Né en 1874, Glière a traversé près de 80 ans d’histoire russe, du tsarisme à la mort de Staline. Cette longévité lui a permis de côtoyer les meilleurs musiciens de son époque, et en particulier ses plus illustres élèves : Miaskovsky et Prokofiev. Si son influence est évidente chez le premier, elle ne l’est pas du tout chez le second. En effet, alors que la musique de Prokofiev est bien ancrée dans le monde moderne, celle de son maître regarde vers le postromantisme et ne contient rien de la révolution musicale à l’œuvre.
Rheinhold Glière (1874-1956) dirigeant une répétition à la fin de sa vie |
Rien de plus normal à cela. En effet, Glière a écrit la plupart de ses œuvres au tout début du vingtième siècle, à une époque où le romantisme jette ses derniers feux (et quels feux : Rachmaninov, Strauss, Rimski-Korsakov, pour ne citer que ces personnages). Ainsi, sa Première Symphonie date de 1900, la Seconde de 1907 et la Troisième de 1911.
C’est l’époque où la Russie s’affirme comme une grande
puissance économique et militaire.

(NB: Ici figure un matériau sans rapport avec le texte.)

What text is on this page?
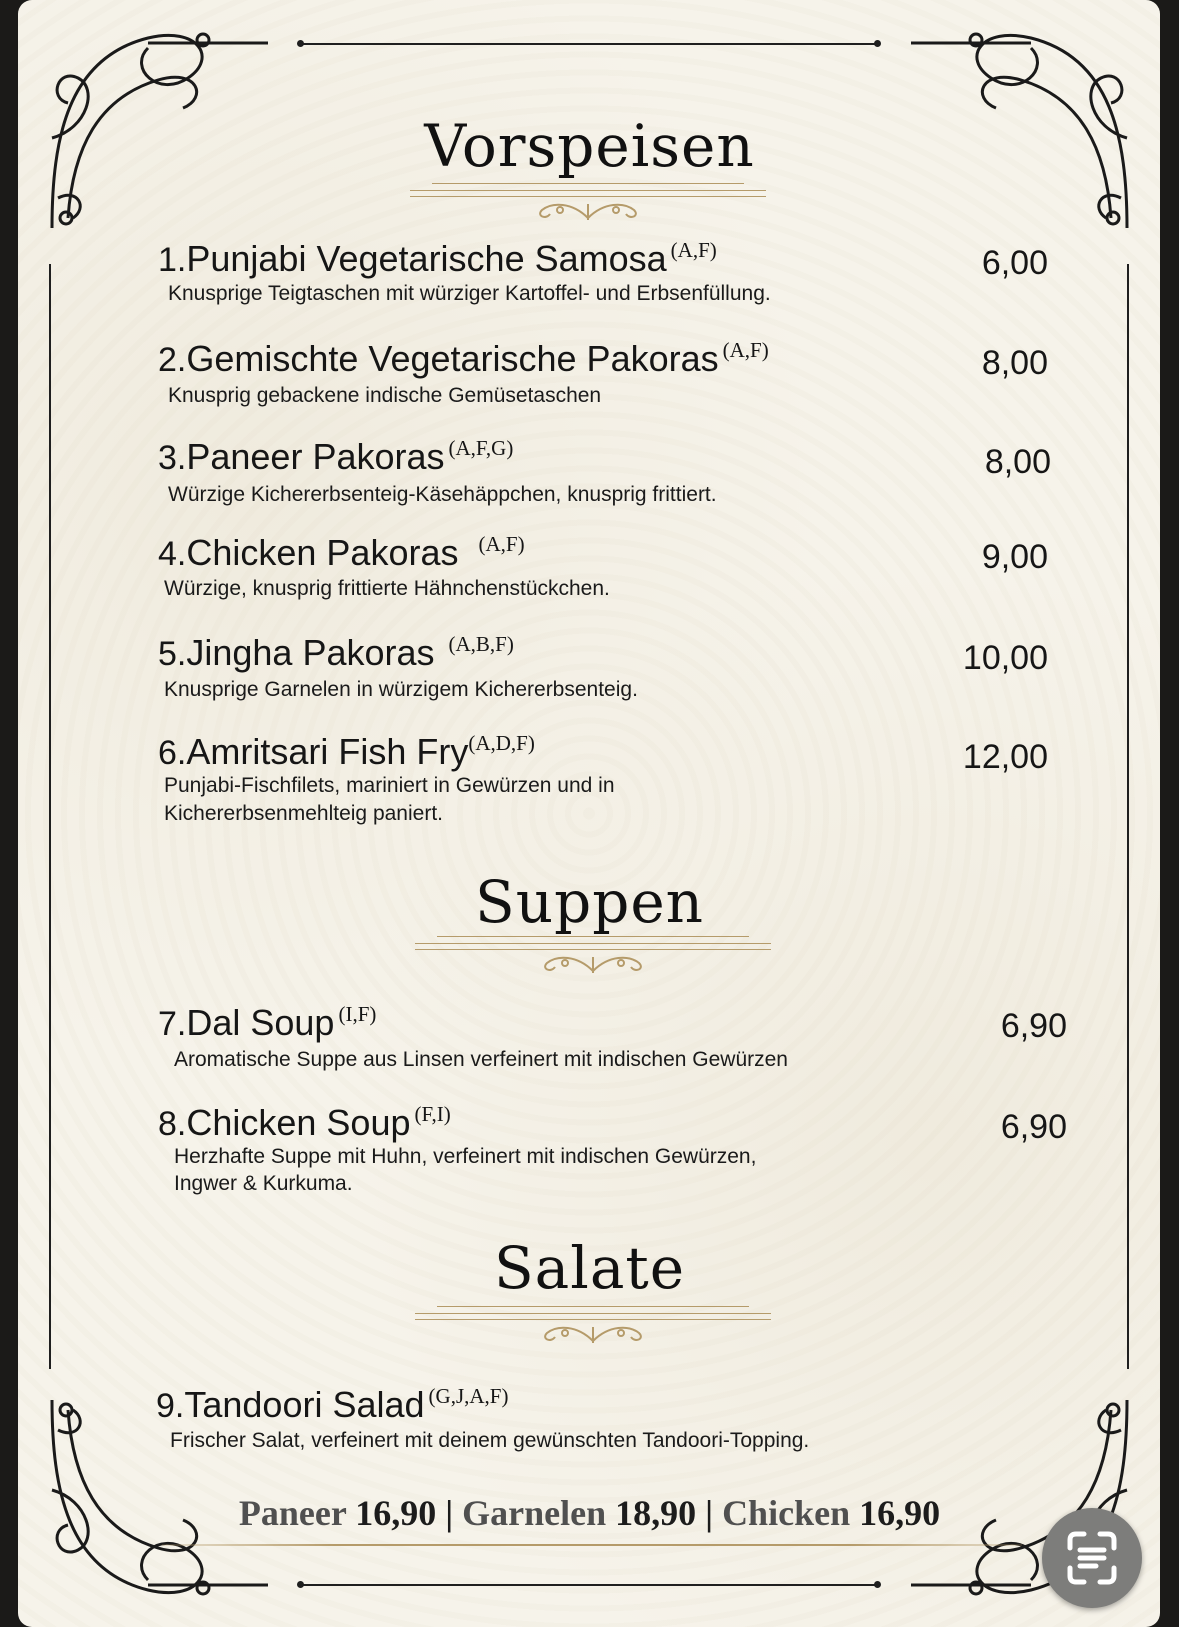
Vorspeisen
1.Punjabi Vegetarische Samosa $^{(A,F)}$	6,00
Knusprige Teigtaschen mit würziger Kartoffel- und Erbsenfüllung.
2.Gemischte Vegetarische Pakoras $^{(A,F)}$	8,00
Knusprig gebackene indische Gemüsetaschen
3.Paneer Pakoras $^{(A,F,G)}$	8,00
Würzige Kichererbsenteig-Käsehäppchen, knusprig frittiert.
4.Chicken Pakoras $^{(A,F)}$	9,00
Würzige, knusprig frittierte Hähnchenstückchen.
5.Jingha Pakoras $^{(A,B,F)}$	10,00
Knusprige Garnelen in würzigem Kichererbsenteig.
6.Amritsari Fish Fry$^{(A,D,F)}$	12,00
Punjabi-Fischfilets, mariniert in Gewürzen und in
Kichererbsenmehlteig paniert.
Suppen
7.Dal Soup $^{(I,F)}$	6,90
Aromatische Suppe aus Linsen verfeinert mit indischen Gewürzen
8.Chicken Soup $^{(F,I)}$	6,90
Herzhafte Suppe mit Huhn, verfeinert mit indischen Gewürzen,
Ingwer & Kurkuma.
Salate
9.Tandoori Salad $^{(G,J,A,F)}$
Frischer Salat, verfeinert mit deinem gewünschten Tandoori-Topping.
Paneer 16,90 | Garnelen 18,90 | Chicken 16,90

Centré sur le Tsar, le nationalisme est en
vogue : il s’agit pour les arts de retrouver des racines slaves. Peu d’œuvres
incarnent autant cet élan que la Troisième Symphonie de Glière. Sous-titrée Ilya Mouromets, elle s’inspire d’un héros
russe qui aurait été pétrifié par des anges, à la fin d’une bataille héroïque.
La symphonie est aux dimensions du sujet : orchestre très large et mouvements
amples, d’une longueur de quatre-vingt minutes (c’est l’une des plus longues
symphonies du répertoire). Je ne vais pas me livrer ici à une analyse
détaillée, mais je tiens à dire que cette œuvre est une réussite totale. Les
thèmes sont majestueux et puissants, avec une orchestration riche et colorée, incandescente.
Une œuvre très russe, dont l’atmosphère fait rêver et évoque bien quelque
légende slave.
Évidemment, en 1917, tout change : c’est la
Révolution. Le Tsar est destitué et une bonne partie de l’intelligentsia fuit
la Russie. Glière décide de rester. Sa notoriété le protège, et il poursuit ses
activités de professeur. Toutefois, il compose moins. Des concertos (celui pour
harpe et très joli) et des œuvres de circonstance. Rien de notable, à l’exception
d’un ballet.
Intitulé Le Pavot rouge, il narre une histoire d’amour
entre un capitaine russe et une danseuse chinoise. Pour ce scénario à mi-chemin
entre Carmen et Madame Butterfly, Glière a composé une musique tout à fait
séduisante, dans la lignée de Tchaïkovski. Monté pour la première fois en 1927,
ce ballet a connu un immense succès en URSS. Après cette date, Glière s’est
retrouvé comme Richard Strauss sous le Troisième Reich : voix sacralisée
mais impuissante d’un État totalitaire, avec la musique pour seule consolation.